Well, it’s official. The U.S. Army has given Glock it’s MHS mix tape back. At least for Glock, the MHS—the big Modular Handgun System trial to determine the next 9 mm service pistol of the U.S. military—is over.
A variant of SIG Sauer’sP320 pistol was awarded the XM17 contract on Jan. 19, 2017, and Glock filed a protest with the Government Accounting Office (GAO) in late February. As part of the U.S. government procurement system, such protests are very common. Now that the protest, which the GAO had until June 5 either to accept or reject, has been denied, at least the bare bones of what Glock was protesting have been announced.
This was released by the GAO and reported on soldiersystems.net: “On June 5, 2017, the U.S. Government Accountability Office (GAO) denied a protest filed by Glock, Inc. … The protester challenged the Army’s interpretation of the solicitation regarding the minimum number of contract awards required by the RFP. The protester also alleged that the Army improperly evaluated its proposal. The maximum contract value, including all options, is approximately $170 million.
“GAO denied the challenge to the interpretation of the solicitation, finding that the RFP allowed the Army to make only one award, although up to three awards were permitted by the RFP’s terms. GAO also denied the challenge to the Army’s evaluation of Glock’s proposal on the basis that any errors did not prejudice Glock in the competition.
“GAO’s decision expresses no view as to the merits of the protester’s proposal. Judgments about which offeror will most successfully meet the government’s needs are reserved for the procuring agencies, subject only to statutory and regulatory requirements, such as full and open competition, and fairness to potential offerors.”
Will Glock stand outside in the rain on the lawn of Project Manager Soldier Weapons with its boom box blaring like something out of a John Cusack movie from the 1980s? No. While surely disappointed, it’s not like Glock is on the brink of insolvency. It was worth a try. This protest was as natural as dirt and as expected as dawn. Glock, of course, still has an open contract with SOCOM and just landed a big, fat FBI contract.
“By not completing the testing on both proposals on a competitive basis, the Army never determined which pistol would better meet the warfighter's needs,” said Glock’s Vice President Josh Dorsey in a June 7 press release. “We are confident had the Army completed the testing, the GLOCK 19 would have outperformed the Sig P320, as it had in recent testing conducted by a leading federal law enforcement agency which resulted in GLOCK, Inc. being awarded that contract. GLOCK pistols have been battle proven by select units of the U.S. military forces for the past 10 years. GLOCK, Inc. stands with the men and women serving in the Armed Forces and will continue to give them its full support.”

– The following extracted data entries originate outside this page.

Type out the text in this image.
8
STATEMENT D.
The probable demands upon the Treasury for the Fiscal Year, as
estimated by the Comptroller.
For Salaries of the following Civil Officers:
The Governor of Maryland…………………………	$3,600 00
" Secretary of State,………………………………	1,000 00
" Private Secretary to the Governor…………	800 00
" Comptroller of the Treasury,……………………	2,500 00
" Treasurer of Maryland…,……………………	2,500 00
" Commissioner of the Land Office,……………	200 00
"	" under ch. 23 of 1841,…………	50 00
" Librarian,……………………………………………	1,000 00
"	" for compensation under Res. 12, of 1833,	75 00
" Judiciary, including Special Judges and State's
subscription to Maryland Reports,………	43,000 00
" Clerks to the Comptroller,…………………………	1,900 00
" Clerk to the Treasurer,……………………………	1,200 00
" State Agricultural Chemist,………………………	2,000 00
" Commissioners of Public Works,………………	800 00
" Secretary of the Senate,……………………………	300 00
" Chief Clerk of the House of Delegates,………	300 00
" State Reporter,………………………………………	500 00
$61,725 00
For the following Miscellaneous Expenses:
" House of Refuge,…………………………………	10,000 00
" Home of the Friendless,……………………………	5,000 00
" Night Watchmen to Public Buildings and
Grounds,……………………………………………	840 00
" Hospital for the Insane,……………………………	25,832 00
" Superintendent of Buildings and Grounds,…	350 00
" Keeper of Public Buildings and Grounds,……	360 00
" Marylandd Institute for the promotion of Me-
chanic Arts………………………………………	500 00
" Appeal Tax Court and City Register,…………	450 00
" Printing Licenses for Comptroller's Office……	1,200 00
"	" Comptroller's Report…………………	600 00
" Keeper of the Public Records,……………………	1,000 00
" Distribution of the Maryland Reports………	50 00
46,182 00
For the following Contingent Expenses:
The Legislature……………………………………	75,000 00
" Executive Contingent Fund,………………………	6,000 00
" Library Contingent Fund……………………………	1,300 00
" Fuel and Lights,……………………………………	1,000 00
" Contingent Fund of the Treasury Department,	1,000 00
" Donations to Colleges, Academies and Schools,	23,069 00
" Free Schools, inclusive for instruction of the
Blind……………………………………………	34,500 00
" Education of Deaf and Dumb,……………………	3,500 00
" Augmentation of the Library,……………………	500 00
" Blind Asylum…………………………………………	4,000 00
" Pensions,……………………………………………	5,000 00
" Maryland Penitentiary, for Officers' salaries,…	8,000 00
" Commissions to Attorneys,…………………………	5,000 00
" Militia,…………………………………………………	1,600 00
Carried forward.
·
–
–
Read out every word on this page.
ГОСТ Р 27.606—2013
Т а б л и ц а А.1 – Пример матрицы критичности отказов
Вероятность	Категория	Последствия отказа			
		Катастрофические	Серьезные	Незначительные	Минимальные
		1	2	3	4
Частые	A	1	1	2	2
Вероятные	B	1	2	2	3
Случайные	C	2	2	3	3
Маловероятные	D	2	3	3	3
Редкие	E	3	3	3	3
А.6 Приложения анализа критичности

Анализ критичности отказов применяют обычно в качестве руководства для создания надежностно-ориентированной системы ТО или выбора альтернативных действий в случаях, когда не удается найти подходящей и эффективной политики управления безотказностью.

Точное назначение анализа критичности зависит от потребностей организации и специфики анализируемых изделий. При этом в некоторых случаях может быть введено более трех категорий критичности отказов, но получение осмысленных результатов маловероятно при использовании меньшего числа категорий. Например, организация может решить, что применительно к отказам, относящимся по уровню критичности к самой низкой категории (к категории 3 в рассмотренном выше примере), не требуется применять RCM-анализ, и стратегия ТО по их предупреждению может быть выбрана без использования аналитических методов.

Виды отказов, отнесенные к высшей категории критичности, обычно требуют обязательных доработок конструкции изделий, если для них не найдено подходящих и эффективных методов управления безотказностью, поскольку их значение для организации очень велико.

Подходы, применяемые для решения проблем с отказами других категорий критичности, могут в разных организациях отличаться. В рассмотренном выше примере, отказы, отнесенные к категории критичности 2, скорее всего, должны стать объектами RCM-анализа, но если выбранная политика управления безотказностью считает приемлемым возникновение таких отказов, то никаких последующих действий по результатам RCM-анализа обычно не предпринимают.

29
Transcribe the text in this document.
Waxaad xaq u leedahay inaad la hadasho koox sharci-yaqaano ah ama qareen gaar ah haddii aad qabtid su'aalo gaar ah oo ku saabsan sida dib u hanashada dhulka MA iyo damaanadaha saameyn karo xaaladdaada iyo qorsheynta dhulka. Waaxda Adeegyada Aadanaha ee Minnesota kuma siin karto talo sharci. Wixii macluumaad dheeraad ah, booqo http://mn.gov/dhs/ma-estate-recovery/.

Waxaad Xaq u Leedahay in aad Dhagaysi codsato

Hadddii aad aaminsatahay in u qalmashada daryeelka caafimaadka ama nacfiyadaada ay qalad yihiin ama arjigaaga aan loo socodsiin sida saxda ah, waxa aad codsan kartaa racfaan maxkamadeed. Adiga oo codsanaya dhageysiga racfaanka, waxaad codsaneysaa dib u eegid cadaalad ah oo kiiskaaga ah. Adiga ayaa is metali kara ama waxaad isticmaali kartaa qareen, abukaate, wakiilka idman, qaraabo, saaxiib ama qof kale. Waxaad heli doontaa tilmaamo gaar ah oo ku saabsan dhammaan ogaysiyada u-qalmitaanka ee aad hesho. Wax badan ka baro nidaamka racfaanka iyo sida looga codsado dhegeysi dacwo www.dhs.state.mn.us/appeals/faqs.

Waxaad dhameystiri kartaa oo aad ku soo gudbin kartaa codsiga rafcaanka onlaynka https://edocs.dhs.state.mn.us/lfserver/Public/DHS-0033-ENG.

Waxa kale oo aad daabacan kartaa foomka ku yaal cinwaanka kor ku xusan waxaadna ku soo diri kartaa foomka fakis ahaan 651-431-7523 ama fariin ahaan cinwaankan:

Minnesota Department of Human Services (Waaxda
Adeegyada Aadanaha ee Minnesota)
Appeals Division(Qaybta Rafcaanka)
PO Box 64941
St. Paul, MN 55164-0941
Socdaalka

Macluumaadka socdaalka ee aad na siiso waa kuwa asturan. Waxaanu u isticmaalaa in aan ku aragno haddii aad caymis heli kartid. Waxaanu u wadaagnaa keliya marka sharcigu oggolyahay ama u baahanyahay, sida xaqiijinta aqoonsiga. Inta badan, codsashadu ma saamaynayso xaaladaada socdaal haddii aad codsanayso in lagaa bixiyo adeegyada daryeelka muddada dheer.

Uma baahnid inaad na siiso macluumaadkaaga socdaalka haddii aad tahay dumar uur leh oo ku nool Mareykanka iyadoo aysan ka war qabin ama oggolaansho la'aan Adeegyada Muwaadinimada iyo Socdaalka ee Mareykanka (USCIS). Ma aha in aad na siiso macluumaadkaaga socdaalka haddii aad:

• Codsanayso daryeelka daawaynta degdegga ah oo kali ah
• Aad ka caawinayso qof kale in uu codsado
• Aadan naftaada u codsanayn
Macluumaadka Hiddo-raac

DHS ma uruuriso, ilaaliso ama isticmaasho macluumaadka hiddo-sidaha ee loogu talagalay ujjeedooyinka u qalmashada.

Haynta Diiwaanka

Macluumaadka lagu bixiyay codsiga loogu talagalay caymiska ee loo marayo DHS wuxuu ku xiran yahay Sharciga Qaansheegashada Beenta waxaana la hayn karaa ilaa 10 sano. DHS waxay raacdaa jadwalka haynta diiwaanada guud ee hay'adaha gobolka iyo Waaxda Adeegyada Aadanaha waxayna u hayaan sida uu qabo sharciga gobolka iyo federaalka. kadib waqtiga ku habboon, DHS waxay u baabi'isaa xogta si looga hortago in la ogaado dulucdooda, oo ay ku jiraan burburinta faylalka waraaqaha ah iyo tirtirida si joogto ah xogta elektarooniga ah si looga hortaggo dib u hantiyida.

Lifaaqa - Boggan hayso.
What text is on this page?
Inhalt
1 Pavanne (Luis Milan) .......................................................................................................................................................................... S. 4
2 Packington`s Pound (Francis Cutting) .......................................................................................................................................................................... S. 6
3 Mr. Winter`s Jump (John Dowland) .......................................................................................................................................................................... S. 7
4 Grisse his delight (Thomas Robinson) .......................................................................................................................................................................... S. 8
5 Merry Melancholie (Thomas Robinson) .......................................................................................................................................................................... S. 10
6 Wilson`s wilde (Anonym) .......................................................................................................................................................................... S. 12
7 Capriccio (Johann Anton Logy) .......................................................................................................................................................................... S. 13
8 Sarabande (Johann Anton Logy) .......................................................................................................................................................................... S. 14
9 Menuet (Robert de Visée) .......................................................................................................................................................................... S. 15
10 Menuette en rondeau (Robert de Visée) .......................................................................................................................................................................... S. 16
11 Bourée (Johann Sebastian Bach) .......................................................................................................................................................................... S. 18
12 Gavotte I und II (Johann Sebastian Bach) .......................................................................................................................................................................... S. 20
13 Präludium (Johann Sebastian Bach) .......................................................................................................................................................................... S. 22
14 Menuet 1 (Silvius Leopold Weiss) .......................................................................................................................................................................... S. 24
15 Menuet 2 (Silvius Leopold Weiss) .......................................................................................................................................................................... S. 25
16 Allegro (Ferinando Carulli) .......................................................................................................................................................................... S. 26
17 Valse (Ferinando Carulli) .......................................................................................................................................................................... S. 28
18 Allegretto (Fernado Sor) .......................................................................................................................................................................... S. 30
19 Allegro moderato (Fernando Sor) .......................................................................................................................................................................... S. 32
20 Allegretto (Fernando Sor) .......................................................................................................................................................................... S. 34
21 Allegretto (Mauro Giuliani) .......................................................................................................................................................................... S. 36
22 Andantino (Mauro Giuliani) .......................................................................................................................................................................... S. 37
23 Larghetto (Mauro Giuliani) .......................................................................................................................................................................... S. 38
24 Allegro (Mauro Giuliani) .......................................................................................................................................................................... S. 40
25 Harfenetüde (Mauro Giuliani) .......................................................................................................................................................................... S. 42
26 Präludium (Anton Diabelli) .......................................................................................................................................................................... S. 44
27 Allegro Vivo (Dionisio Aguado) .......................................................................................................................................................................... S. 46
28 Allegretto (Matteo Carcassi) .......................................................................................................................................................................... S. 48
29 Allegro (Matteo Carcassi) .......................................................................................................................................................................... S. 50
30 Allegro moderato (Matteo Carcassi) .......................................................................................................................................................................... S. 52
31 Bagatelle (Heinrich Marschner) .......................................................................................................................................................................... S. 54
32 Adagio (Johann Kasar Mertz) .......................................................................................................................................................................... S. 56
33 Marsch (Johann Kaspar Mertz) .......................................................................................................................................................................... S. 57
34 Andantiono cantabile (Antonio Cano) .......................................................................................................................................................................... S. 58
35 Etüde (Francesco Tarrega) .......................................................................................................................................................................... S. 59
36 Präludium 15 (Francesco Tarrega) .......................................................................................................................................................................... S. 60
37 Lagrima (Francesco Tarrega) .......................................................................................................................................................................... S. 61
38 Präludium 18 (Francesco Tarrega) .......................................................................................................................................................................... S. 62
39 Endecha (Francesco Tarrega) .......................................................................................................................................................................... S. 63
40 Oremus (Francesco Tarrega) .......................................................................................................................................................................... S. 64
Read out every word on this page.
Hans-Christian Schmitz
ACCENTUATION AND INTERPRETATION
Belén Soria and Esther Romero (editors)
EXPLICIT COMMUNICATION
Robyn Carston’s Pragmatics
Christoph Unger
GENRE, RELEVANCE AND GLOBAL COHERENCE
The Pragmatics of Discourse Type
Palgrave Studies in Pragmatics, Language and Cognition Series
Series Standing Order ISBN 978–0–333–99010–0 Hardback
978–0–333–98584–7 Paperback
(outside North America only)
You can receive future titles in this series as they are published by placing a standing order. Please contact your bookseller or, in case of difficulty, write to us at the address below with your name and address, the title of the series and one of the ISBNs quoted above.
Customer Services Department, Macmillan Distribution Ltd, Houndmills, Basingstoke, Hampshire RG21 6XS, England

Dorsey added, “We thank our technical team for submitting a pistol that met or exceeded all of the Army's requirements. We also extend our appreciation to our MHS partner, Vista Outdoor's Federal Cartridge, for creating the most effective and innovative pistol round we have ever tested, which performed flawlessly in the GLOCK 19 MHS model.” That Vista was Glock’s MHS partner has not widely been reported.
There is a very big story when it comes to the MHS ammunition side. The new ball XM1152 is said to fulfill the Army’s requirement for “increased performance.” Too, there is a new “Special Purpose” (meaning “hollow-point”) round, the XM1153, waiting for a legal interpretation on its use on the battlefront.
The Army, SIG Sauer and Winchester Ammunition, have all been very tight lipped. Now that the Glock protest has been resolved, it is my hope that the Army and the companies involved will be more forthcoming with information. This is the biggest military handgun story in a generation.
The good news for consumers is that Glock’s MHS, entrant—the G19 MHS—may join two other outstanding handguns that did not win the contract—the FN America 509 and the Beretta APX—on the commercial market.